Sunday, September 16, 2012

Hothouse

Inherit the Wind: screenplay by Nedrick Young and Harold Jacob Smith based on the play by Jerome Lawrence and Robert E. Lee; directed by Stanley Kramer; starring Spencer Tracy (Henry Drummond), Fredric March (Matthew Harrison Brady), Gene Kelly (E.K. Hornbeck), Dick York (Bertram T. Cates), Claude Akins (Reverend Jeremiah Brown), and Donna Anderson (Rachel Brown) (1960): As much about McCarthyism and the Red Scare as it is about the teaching of evolution in American schools, Inherit the Wind is loosely based on the Scopes 'Monkey Trial' of the 1920's. In that trial, the State of Tennessee prosecuted a substitute teacher for teaching evolution in a high-school biology class.
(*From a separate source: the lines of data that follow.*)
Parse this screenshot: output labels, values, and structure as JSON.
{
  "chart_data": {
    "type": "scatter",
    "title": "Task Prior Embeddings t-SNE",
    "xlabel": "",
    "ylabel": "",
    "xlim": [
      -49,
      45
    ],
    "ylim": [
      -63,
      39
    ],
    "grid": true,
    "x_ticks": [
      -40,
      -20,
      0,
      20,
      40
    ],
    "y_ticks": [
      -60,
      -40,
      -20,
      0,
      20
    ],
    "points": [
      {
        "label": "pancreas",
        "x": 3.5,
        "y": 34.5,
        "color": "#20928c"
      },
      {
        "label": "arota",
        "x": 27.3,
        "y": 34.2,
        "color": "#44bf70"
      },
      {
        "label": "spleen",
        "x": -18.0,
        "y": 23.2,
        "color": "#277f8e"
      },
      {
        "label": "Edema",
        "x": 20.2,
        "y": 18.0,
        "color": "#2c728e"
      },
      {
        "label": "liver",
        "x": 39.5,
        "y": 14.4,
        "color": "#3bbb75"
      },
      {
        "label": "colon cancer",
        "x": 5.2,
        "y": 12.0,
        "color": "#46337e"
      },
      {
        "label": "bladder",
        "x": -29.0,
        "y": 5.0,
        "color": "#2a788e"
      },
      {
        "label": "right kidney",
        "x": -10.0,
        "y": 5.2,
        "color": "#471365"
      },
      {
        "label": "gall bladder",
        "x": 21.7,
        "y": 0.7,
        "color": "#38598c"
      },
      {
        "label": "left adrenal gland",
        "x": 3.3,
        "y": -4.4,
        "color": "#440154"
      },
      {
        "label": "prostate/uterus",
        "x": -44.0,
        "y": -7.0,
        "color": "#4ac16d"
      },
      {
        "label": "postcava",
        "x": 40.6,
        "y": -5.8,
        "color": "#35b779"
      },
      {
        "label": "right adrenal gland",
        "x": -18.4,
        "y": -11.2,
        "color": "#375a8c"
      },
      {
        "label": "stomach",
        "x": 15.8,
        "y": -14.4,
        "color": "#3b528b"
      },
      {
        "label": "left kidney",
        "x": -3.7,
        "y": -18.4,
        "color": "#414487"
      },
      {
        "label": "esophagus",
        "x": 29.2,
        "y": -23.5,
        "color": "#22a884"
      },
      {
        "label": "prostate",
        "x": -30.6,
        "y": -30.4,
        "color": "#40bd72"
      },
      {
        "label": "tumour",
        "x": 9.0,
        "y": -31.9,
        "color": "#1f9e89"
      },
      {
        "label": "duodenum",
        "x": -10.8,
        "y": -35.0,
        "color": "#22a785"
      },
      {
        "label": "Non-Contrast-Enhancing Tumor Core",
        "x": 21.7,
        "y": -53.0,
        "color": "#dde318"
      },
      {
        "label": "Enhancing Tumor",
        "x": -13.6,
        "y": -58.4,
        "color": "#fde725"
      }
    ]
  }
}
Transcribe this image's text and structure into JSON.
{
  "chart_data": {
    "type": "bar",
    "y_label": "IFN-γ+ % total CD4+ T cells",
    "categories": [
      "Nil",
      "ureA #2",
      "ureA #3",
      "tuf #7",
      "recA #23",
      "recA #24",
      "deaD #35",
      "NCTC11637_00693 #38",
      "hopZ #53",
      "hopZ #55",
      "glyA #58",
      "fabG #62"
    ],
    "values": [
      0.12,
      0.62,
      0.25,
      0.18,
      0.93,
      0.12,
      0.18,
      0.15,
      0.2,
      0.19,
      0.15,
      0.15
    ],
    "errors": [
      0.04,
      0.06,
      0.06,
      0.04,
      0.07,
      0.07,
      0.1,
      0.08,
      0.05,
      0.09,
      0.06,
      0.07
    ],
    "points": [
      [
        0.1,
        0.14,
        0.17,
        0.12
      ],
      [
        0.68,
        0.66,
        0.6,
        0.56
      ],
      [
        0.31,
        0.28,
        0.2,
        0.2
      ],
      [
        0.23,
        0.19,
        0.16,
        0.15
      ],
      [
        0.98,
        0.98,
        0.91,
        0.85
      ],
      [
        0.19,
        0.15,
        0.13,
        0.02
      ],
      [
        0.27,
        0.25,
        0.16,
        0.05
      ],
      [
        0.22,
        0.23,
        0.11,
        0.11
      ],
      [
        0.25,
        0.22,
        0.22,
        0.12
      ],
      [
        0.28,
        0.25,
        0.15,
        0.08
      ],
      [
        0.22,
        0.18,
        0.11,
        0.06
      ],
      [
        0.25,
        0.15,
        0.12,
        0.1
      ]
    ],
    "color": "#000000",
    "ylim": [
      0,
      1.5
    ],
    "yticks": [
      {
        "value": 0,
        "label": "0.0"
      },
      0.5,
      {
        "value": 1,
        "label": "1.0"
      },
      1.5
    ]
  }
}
That set-up only partially remains here. The prosecuted high-school teacher in Inherit the Wind is full time and, to complicate things dramatically, engaged to the daughter of the preacher who has him brought up on charges in the first place. Yikes!

And as Dick York's schoolteacher lives in a small town, there's really nowhere for him to escape the growing mobs of angry, placard-waving, effigy-burning Christian fundamentalists except for the town jail, where he plays cards with the sympathetic, apologetic jailer.

In the real trial, famous American defense lawyer Clarence Darrow led a team of lawyers defending Scopes. The prosecution was led by former Presidential candidate William Jennings Bryan. Acerbically reporting on the whole affair was the famous H.L. Mencken.

Here, Matthew Harrison Brady stands in for Bryan, Henry Drummond stands in for Darrow, and Hornbeck stands in for Mencken. While the supporting roles are capably acted, and while Gene Kelly holds his own as the sarcastic, cynical Hornbeck, it's Fredric March and Spencer Tracy who command the stage here.

March is bombastic as the fiery, Bible-thumping Brady, while Tracy is slightly cooler and much funnier as the 'famous agnostic' Drummond. That the men share a history going back 40 years and were once friends adds another level to the intellectual conflict: both are disappointed in the path the other has taken, though only Drummond strives to cool things down, unsuccessfully, throughout the trial.

With more than an hour devoted to the courtroom proceedings -- many of them closely following the real arguments -- Inherit the Wind succeeds or fails on the basis of the drama of two men talking. I think it succeeds grandly, as these two old, titanic actors are given lines and scenes that allow for high drama centered around people talking, arguing, shouting, and occasionally mopping their brows in the steamy courtroom, in the steamy hotel, or on the steamy hotel porch. It's hot, dammit!

I imagine a lot of people would be turned off by a drama of ideas, especially one in which fundamentalist Christianity takes the intellectual and moral beating of a lifetime. I think it's swell, and in a way an obvious forerunner to the work of Aaron Sorkin, though here much of the talking is done while the characters remain mostly stationary. Highly recommended.